There's one thing developers are reluctant to do, even when they're eager to write good code: write tests. It's not that they don't understand their value – they understand it perfectly. It's just that once a feature is ready and working, sitting down to methodically cover it with tests is psychologically tough. Especially when the deadline was yesterday.
Mistral decided to look at this problem through the lens of AI agents and described how to build a system that takes on this work. The focus is on Rails projects – that is, applications written in Ruby on Rails, a popular web framework.
Why Tests, and Why It's More Complicated Than It Seems
Writing a test isn't just about reproducing a function's logic. A good test checks the code's behavior under various conditions: what happens with valid data, with invalid data, and in edge cases. You need to understand what the function is supposed to do, how it interacts with the rest of the system, and what dependencies it has.
Simply put, writing tests requires understanding the context. And this is precisely where AI agents become truly useful – not as an autocomplete tool, but as a system capable of reasoning about the code.
An Agent Is Not Just a Model
It's important to clarify one thing from the start: an AI agent is not the same as a language model you ask questions of in a chat. An agent is a system that can perform a sequence of actions: study the code, run commands, observe the result, adjust its behavior, and try again.
In the case of tests, this means something like this: the agent reads the existing application code, understands its structure, generates tests, runs them – and if something goes wrong, it tries to figure out why and fix the situation. It's a cycle, not a one-off response.
This is precisely the architecture that Mistral describes in its article. At its core is the Mistral Small 3.1 model, which manages this process: it analyzes the codebase, decides what tests are needed, generates them, and interacts with the environment through a set of tools.
How the Agent «Sees» a Project
One of the non-trivial tasks here is to give the agent enough context about the project so that the tests are meaningful, not just formal. Rails applications are structured according to certain conventions: models, controllers, routes, and relationships between database tables. The agent must be able to navigate all of this.
To do this, the system uses a set of tools: it can read project files, study the database schema, look at the application's routes, and analyze existing tests – if there are any. In essence, the agent first «gets acquainted» with the project before it starts writing.
This is a crucial point. Without understanding the application's structure, a test might be technically correct but useless – it would either test something that will never break or simply fail because it doesn't account for real dependencies.

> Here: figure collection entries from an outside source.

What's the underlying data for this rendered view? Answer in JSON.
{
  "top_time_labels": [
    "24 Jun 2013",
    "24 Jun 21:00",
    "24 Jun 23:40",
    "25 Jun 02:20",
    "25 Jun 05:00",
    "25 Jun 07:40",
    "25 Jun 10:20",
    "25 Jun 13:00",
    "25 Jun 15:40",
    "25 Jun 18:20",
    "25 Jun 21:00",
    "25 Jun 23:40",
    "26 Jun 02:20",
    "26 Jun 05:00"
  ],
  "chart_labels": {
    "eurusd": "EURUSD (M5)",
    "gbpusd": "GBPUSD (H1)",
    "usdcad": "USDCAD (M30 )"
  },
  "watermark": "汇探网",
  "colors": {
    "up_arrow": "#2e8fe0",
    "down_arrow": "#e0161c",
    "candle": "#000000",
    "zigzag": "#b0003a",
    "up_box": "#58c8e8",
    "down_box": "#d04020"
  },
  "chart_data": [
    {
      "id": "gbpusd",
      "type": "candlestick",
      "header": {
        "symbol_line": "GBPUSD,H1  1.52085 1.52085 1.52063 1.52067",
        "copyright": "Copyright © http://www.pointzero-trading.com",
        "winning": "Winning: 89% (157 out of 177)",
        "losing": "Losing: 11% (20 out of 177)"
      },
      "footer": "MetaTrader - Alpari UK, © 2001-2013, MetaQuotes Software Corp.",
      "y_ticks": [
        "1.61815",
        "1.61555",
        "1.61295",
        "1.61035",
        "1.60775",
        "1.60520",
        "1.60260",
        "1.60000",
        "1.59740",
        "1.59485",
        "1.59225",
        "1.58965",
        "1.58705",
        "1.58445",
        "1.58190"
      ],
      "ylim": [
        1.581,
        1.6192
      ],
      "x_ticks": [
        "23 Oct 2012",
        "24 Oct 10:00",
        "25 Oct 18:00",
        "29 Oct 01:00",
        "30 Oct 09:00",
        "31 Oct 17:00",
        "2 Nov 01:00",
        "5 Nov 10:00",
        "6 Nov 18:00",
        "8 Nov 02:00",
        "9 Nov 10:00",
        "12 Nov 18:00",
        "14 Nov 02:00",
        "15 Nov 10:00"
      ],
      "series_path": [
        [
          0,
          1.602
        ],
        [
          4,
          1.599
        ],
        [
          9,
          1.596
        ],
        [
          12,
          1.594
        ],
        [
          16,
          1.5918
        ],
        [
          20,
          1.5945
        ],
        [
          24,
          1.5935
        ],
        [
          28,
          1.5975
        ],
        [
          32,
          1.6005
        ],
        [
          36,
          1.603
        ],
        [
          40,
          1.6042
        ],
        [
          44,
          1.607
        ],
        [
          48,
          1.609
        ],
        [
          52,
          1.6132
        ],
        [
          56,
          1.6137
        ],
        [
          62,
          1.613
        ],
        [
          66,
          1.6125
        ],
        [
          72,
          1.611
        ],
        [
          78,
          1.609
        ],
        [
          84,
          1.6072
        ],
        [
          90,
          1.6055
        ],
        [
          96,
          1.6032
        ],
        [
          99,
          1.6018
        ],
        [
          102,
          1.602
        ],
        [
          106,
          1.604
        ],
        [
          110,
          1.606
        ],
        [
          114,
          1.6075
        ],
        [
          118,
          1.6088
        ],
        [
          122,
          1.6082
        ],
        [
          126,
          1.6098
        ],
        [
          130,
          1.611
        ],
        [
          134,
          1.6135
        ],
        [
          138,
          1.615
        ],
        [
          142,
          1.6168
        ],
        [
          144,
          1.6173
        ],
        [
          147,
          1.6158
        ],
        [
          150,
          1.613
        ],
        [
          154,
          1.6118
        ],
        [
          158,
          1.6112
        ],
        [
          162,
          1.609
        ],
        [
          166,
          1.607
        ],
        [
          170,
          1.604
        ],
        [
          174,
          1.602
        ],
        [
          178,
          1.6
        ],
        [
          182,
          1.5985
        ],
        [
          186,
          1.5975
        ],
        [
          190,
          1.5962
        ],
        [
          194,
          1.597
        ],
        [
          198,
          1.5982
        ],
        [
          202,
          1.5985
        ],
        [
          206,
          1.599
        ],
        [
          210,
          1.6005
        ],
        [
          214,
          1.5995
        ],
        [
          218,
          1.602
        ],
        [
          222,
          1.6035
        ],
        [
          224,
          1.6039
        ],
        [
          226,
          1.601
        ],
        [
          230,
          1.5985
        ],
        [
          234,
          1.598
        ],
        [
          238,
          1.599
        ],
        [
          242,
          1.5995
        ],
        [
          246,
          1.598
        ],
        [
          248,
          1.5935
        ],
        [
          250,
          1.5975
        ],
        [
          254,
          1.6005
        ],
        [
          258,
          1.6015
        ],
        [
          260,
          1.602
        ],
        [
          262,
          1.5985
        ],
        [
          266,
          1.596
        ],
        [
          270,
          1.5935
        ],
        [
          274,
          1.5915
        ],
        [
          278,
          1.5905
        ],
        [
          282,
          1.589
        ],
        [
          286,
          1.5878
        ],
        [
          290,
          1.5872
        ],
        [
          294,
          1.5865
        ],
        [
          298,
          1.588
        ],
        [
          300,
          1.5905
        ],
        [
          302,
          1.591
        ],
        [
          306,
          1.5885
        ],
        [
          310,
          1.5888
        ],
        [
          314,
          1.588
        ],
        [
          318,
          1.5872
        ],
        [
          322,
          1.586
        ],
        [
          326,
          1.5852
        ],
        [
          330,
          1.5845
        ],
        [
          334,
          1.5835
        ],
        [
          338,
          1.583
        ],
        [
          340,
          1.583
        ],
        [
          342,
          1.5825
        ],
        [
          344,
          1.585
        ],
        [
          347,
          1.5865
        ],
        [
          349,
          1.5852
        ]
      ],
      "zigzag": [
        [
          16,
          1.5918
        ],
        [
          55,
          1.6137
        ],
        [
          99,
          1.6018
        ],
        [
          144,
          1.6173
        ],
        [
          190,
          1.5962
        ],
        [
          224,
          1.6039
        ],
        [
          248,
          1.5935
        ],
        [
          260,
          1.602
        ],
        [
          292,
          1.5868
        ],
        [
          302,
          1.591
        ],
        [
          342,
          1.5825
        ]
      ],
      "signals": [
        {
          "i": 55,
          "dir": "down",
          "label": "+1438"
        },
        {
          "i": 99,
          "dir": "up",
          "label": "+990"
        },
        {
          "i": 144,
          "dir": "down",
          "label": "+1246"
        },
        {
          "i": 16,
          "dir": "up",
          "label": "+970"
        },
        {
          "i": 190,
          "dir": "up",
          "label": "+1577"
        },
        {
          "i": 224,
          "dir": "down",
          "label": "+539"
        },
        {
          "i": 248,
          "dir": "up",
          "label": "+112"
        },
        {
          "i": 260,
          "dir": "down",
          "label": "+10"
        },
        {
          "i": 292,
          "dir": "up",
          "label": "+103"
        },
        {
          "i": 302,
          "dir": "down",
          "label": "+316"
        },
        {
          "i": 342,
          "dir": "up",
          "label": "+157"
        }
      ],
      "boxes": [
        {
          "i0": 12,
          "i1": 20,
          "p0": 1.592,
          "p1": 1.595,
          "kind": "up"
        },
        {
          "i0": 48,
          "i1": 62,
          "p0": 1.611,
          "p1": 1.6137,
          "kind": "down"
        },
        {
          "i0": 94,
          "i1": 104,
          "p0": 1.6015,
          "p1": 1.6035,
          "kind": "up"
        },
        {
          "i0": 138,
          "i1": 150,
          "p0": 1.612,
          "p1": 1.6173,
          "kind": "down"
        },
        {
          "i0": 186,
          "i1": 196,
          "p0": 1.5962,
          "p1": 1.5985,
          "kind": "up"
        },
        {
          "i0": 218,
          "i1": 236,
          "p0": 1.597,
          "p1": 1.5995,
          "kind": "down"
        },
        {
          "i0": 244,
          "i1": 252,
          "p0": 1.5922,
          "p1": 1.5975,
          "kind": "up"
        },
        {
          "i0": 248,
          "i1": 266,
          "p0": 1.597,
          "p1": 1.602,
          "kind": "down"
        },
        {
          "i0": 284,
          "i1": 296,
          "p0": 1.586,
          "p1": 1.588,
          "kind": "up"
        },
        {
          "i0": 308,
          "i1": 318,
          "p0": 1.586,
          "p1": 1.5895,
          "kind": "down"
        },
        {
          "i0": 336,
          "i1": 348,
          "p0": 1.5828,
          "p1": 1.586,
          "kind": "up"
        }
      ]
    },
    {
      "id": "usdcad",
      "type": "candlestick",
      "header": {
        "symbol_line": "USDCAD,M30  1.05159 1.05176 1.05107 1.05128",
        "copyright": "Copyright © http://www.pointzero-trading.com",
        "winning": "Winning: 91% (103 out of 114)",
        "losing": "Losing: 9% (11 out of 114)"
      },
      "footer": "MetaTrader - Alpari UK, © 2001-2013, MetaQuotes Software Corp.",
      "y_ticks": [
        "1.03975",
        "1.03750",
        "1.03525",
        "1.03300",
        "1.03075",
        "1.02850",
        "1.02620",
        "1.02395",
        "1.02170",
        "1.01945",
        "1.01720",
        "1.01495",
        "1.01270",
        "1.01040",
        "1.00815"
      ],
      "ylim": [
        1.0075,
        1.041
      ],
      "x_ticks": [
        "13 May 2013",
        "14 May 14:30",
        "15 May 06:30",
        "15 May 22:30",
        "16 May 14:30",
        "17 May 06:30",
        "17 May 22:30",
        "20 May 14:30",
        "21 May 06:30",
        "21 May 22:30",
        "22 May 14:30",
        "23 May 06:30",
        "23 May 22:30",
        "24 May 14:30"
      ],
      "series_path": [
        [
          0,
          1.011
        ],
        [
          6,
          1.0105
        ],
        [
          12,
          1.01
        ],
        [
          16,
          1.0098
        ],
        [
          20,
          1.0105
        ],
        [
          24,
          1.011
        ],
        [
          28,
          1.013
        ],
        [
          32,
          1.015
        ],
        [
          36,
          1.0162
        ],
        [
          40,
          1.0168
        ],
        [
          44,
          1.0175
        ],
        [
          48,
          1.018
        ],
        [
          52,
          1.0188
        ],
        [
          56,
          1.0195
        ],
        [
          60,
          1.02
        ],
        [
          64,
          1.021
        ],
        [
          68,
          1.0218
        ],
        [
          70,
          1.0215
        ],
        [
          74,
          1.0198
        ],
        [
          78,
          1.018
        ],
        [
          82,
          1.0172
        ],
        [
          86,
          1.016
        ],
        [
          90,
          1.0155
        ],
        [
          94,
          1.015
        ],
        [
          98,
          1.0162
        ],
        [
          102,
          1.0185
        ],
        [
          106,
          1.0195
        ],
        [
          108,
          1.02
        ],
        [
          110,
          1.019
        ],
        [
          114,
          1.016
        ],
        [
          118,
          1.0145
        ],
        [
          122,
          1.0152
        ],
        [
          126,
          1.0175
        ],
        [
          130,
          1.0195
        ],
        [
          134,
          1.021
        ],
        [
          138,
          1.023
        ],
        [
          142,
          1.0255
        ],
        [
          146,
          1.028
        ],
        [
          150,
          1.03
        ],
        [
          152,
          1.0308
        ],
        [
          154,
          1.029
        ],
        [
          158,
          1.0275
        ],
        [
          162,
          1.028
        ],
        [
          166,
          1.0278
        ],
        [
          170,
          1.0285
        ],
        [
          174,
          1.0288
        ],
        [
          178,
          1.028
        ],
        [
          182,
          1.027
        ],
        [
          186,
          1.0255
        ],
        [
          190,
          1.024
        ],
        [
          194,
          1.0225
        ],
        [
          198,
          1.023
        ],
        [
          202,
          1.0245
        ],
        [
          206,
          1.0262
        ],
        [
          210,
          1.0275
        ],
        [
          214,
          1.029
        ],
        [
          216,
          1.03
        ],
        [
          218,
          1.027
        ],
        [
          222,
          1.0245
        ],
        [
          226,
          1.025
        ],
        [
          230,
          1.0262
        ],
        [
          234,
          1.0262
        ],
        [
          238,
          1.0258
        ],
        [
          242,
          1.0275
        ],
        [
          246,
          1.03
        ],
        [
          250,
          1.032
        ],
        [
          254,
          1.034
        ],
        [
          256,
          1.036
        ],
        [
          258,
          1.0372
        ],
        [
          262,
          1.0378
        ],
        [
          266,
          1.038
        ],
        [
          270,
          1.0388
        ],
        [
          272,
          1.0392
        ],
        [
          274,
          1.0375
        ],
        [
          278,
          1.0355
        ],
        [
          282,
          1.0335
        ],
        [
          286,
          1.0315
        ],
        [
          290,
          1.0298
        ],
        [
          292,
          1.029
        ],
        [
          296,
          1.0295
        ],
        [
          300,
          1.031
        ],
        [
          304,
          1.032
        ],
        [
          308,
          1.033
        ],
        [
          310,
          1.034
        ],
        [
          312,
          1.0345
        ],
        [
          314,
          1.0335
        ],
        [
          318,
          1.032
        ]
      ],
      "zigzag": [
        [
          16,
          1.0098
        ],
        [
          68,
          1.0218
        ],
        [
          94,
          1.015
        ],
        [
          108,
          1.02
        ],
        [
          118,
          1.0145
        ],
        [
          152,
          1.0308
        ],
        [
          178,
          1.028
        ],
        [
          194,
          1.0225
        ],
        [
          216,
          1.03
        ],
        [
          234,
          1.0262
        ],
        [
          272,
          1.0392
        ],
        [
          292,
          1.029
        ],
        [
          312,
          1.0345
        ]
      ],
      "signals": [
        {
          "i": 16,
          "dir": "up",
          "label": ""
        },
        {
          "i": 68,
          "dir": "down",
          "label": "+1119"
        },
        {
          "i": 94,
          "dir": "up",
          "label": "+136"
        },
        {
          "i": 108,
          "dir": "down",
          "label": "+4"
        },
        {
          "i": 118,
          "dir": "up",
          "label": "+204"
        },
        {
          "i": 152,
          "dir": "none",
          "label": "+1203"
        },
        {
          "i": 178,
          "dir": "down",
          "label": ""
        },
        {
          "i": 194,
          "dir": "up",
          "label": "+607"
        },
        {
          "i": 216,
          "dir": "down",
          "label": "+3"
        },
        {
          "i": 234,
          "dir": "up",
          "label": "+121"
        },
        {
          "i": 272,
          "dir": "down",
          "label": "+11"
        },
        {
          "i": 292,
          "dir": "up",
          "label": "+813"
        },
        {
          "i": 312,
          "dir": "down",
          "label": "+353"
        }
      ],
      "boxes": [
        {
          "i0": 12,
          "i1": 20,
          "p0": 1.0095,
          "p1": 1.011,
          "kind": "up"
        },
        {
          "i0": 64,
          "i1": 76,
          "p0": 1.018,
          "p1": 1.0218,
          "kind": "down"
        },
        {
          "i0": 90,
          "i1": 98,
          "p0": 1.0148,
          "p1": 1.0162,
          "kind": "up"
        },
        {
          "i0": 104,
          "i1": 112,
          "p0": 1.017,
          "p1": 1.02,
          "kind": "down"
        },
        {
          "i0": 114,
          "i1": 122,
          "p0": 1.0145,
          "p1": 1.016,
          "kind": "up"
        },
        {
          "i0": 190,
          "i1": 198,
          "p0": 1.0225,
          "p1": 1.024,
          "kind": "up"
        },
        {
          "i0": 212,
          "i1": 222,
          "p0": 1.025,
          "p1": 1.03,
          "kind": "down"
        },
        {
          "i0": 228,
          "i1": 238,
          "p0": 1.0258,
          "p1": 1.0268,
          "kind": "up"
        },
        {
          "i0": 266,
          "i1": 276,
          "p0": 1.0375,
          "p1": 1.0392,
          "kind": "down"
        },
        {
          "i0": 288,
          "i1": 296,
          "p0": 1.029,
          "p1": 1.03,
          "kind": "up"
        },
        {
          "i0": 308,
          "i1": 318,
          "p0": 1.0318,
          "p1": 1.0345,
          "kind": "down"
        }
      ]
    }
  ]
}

Run It and See What Happens
Another key feature is that the agent doesn't just generate a test file and stop. It runs the tests and analyzes the results. If a test fails with an error, that's a signal: something went wrong, and it needs to figure it out.
The agent sees the error output, tries to understand its cause, and makes corrections. It's an iterative process – much like how a developer works when writing tests manually. The difference is that the agent doesn't get tired and doesn't put it off for later.
This «write → run → fix» cycle makes the result significantly more reliable than if the model simply generated code in a single pass without any feedback from the real environment.
What the Developer Gets in the End
The idea isn't to completely replace the developer in writing tests. Rather, it's to remove the most painful barrier: the need to start from scratch and spend time on the routine task of covering obvious logic.
The agent handles the foundational layer: covering models, controllers, and typical scenarios. The developer can then refine the result, add specific cases, and account for business logic the agent couldn't know. But the starting point is already there – and that changes the entire feel of the task.
There's also a practical aspect: even imperfect tests are better than no tests at all. If the agent covers 70% of the logic, that's already a real safety net for future code changes.
Current Limitations
The system operates in a fairly controlled environment: a standard Rails project structure, clear dependencies, and a predictable environment. The more complex and non-standard the project, the harder it is for the agent to navigate.
Complex business logic, unconventional architectural decisions, and tangled dependencies between components all degrade the quality of the generated tests. The agent might not understand what a test is supposed to check and write something that is technically correct but substantively empty.
Furthermore, the agent doesn't know what's important from a product perspective. It sees the code but doesn't see which scenarios are critical for the business and which are secondary. That still remains a task for a human.
Why This Is Interesting Beyond Rails
Rails is a specific example here, but the idea itself is much broader. Testing is a universal pain point in development, regardless of the language or framework. And the approach of «an agent that can read code, run it, and iteratively improve the result» is applicable in many different contexts.
What Mistral is demonstrating with Rails is more of a pattern: how to build agents that operate not in isolation, but in a real environment, with real tools and feedback from code execution.
This is one of the signs of where the practical application of AI in development is heading: from «suggesting the next line» to «taking a task and seeing it through to completion.» For now, it comes with caveats and and limitations – but the direction is clear.